ETFs Cannot Fully Account For Increased Correlation

by: Roger Nusbaum

Herb Greenberg had a post on Friday titled Proof: ETFs a Self-Fulfilling Prophecy, which cited a report by energy analyst Michael Bodino from Global Hunter Securities. It was about increased correlation that he feels is being caused by ETFs, which in turn is contributing to the 'Markets Are Broken' meme that Herb has been writing about lately.

First in response to Herb's tweet, I do not think he is an idiot (no idea if that tweet was directed at me or not). Let me be clear that I do believe certain ETFs are having some sort of influence on markets in an unintended consequence sort of way, but that it is not the magnitude of problem that some think. More specifically, I contend that we do yet fully understand this issue. I don't believe the effect is as powerful as some believe but time may prove me wrong. In the meantime we are still trying to figure it out and if anyone has actually figured it out yet, they are not telling anyone.

The focus of the article is 2x and 3x ETFs, with the first point cited by Herb that they "create an artificial market for the stocks they own." Keep in mind the report is from an energy analyst, not an ETF analyst. So the first thing is the 2x and 3x don't own any stocks, they own derivatives. In the course of trading these ETFs there is hedging that might go on to fill a kind of large order and that might make its way to a some of the larger stocks eventually (domino effect). But the more direct cause and effect would come from creations and redemptions where shares are created by buying derivatives, which is actually more like increasing open interest in futures or creating OTC swaps. Again the hedging here by whoever is providing the exposure might make its way to stock trading - I say might.

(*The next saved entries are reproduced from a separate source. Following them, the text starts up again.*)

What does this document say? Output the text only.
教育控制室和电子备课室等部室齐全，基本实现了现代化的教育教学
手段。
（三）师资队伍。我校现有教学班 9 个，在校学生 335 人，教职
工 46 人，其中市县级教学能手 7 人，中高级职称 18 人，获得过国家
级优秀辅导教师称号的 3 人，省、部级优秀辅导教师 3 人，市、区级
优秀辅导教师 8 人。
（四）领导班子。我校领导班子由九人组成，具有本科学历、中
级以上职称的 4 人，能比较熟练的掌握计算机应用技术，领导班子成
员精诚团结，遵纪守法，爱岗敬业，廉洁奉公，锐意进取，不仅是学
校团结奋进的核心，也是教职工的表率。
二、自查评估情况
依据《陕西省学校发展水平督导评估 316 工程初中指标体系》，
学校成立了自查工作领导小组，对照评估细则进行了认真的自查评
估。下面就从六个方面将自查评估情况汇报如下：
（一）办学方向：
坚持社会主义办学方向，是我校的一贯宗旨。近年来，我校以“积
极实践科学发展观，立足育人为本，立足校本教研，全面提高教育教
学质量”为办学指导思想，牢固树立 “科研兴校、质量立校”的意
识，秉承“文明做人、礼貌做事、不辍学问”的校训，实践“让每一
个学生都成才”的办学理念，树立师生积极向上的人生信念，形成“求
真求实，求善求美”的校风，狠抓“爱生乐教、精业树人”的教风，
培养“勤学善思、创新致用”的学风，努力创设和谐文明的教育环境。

Average volume in DIG, one of the funds mentioned, is 1.8 million shares and the market cap is $295 million. The average dollar volume for DIG is around $80 million. The DUG ETF (double short energy stocks versus DIG's double long) has average dollar volume of $60 million. It might be too simplistic to say that this nets out to $20 million per day but there is some offset and it may not be too simplistic for there to be a one for one offset. Whatever the net effect, I contend it is not enough to have the impact on the entire sector as claimed by the Bodino report. On an intuitive basis this simply is not big enough to be the only answer and it might not even be a meaningful contribution to the increased correlation cited.

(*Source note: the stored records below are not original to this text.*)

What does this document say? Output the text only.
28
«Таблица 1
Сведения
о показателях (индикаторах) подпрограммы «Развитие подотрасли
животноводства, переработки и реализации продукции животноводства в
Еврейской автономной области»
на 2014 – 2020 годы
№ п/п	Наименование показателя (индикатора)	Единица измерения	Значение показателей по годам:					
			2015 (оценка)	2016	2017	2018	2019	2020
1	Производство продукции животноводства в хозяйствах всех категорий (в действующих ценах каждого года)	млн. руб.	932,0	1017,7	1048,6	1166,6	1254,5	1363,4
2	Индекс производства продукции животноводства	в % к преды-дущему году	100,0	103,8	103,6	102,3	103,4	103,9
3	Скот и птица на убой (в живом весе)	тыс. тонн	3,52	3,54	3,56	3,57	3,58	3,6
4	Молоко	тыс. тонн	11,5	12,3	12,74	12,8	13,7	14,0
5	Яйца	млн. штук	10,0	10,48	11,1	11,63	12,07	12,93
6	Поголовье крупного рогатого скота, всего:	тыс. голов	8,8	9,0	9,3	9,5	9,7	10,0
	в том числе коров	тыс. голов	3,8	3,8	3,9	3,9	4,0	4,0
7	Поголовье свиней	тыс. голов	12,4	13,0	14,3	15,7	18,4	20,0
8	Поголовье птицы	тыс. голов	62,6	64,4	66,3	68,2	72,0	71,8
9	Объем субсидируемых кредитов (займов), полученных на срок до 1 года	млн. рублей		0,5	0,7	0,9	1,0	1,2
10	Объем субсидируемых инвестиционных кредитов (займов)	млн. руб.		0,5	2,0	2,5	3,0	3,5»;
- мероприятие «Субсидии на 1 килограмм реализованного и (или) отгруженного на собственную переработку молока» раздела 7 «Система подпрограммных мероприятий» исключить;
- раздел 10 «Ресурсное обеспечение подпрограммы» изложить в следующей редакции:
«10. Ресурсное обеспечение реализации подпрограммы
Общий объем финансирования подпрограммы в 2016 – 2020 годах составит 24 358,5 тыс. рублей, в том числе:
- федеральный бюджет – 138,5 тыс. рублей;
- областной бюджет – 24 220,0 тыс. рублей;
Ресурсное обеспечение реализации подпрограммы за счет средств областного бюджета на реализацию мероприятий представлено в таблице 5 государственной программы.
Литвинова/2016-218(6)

There is also mention of the extent to which investors, by way of trading ETFs, are trading in stocks they would otherwise never own. Taking an example from the article, no one thinks about Parker Drilling (NYSE:PKD) when they buy an energy stock ETF, but the ETF trading is creating volume in the stock that wouldn't otherwise exist (so says the report). As mentioned above, this is not a universally correct idea. There might be more volume but there does not have to be.

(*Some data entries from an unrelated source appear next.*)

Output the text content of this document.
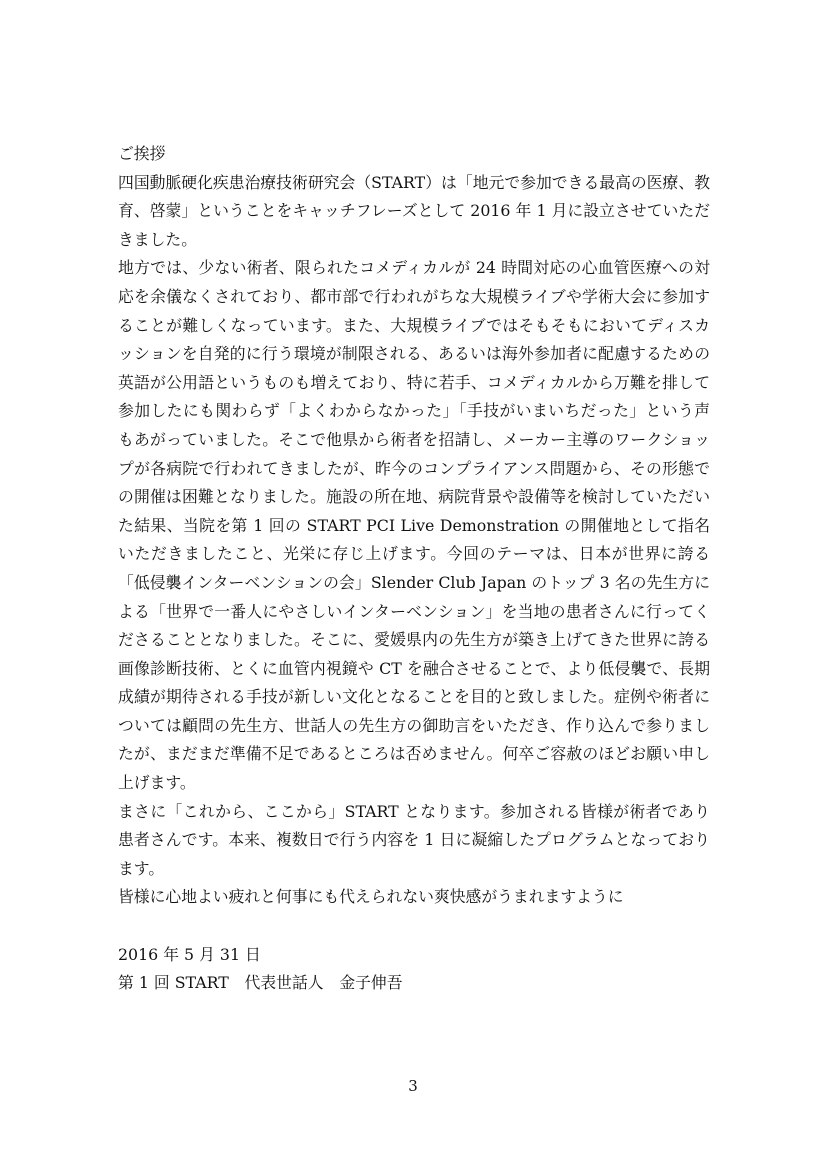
ご挨拶

四国動脈硬化疾患治療技術研究会（START）は「地元で参加できる最高の医療、教育、啓蒙」ということをキャッチフレーズとして 2016 年 1 月に設立させていただきました。

地方では、少ない術者、限られたコメディカルが 24 時間対応の心血管医療への対応を余儀なくされており、都市部で行われがちな大規模ライブや学術大会に参加することが難しくなっています。また、大規模ライブではそもそもにおいてディスカッションを自発的に行う環境が制限される、あるいは海外参加者に配慮するための英語が公用語というものも増えており、特に若手、コメディカルから万難を排して参加したにも関わらず「よくわからなかった」「手技がいまいちだった」という声もあがっていました。そこで他県から術者を招請し、メーカー主導のワークショップが各病院で行われてきましたが、昨今のコンプライアンス問題から、その形態での開催は困難となりました。施設の所在地、病院背景や設備等を検討していただいた結果、当院を第 1 回の START PCI Live Demonstration の開催地として指名いただきましたこと、光栄に存じ上げます。今回のテーマは、日本が世界に誇る「低侵襲インターベンションの会」Slender Club Japan のトップ 3 名の先生方による「世界で一番人にやさしいインターベンション」を当地の患者さんに行ってくださることとなりました。そこに、愛媛県内の先生方が築き上げてきた世界に誇る画像診断技術、とくに血管内視鏡や CT を融合させることで、より低侵襲で、長期成績が期待される手技が新しい文化となることを目的と致しました。症例や術者については顧問の先生方、世話人の先生方の御助言をいただき、作り込んで参りましたが、まだまだ準備不足であるところは否めません。何卒ご容赦のほどお願い申し上げます。

まさに「これから、ここから」START となります。参加される皆様が術者であり患者さんです。本来、複数日で行う内容を 1 日に凝縮したプログラムとなっております。

皆様に心地よい疲れと何事にも代えられない爽快感がうまれますように

2016 年 5 月 31 日

第 1 回 START　代表世話人　金子伸吾

3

However, when investors buy and sell long and short ETFs on the open market, they are transferring money to long and short ETFs to purchase or sell short certain securities which in turn create a self-fulfilling prophecy across the industry as the money flows move in and out of the underlying securities.

Again, the vast majority of the time this will only apply to creations and redemptions which are usually 25,000 share trades or 50,000 share trades.

Also in reference to this point, anyone remember buy programs? Before ETFs there were baskets of actual stocks purchased, which is a direct increase in volume. Twenty years ago this might have meant buying a basket of energy stocks to reflect the XOI index. I realize buy programs also means trading SPUZ futures based discounts and premiums to fair value.

Herb also references the report's number-crunching on increased correlation in the energy sector which is also tied to levered ETFs. This overlooks the extent to which the correlations of foreign markets to the US has gone up in recent years.

Yes, there are 2x and 3x country funds but the volume is minuscule. Of the single country funds I only found two from ProShares with volume more than 100,000 shares; ProShares Ultra Short China (NYSEARCA:FXP) and ProShares Ultra Short Brazil (NYSEARCA:BZQ). From Direxion there was just the Daily China Bull 3x (NYSEARCA:YINN), but there were a couple of others close to 100,000 shares.

Correlations to all sorts of things are up but circling back to the theme of this post, the ETF explanation simply does not fully account for what has happened.

Herb might be correct that 2x and 3x funds should be shuttered (not my base case) but the argument put forth by Bodino and echoed by Herb does not go anywhere fully accounting for what has really happened. I contend we as an industry do not yet know the entire story and if we eliminate these funds tomorrow it will not hasten a return to normalcy.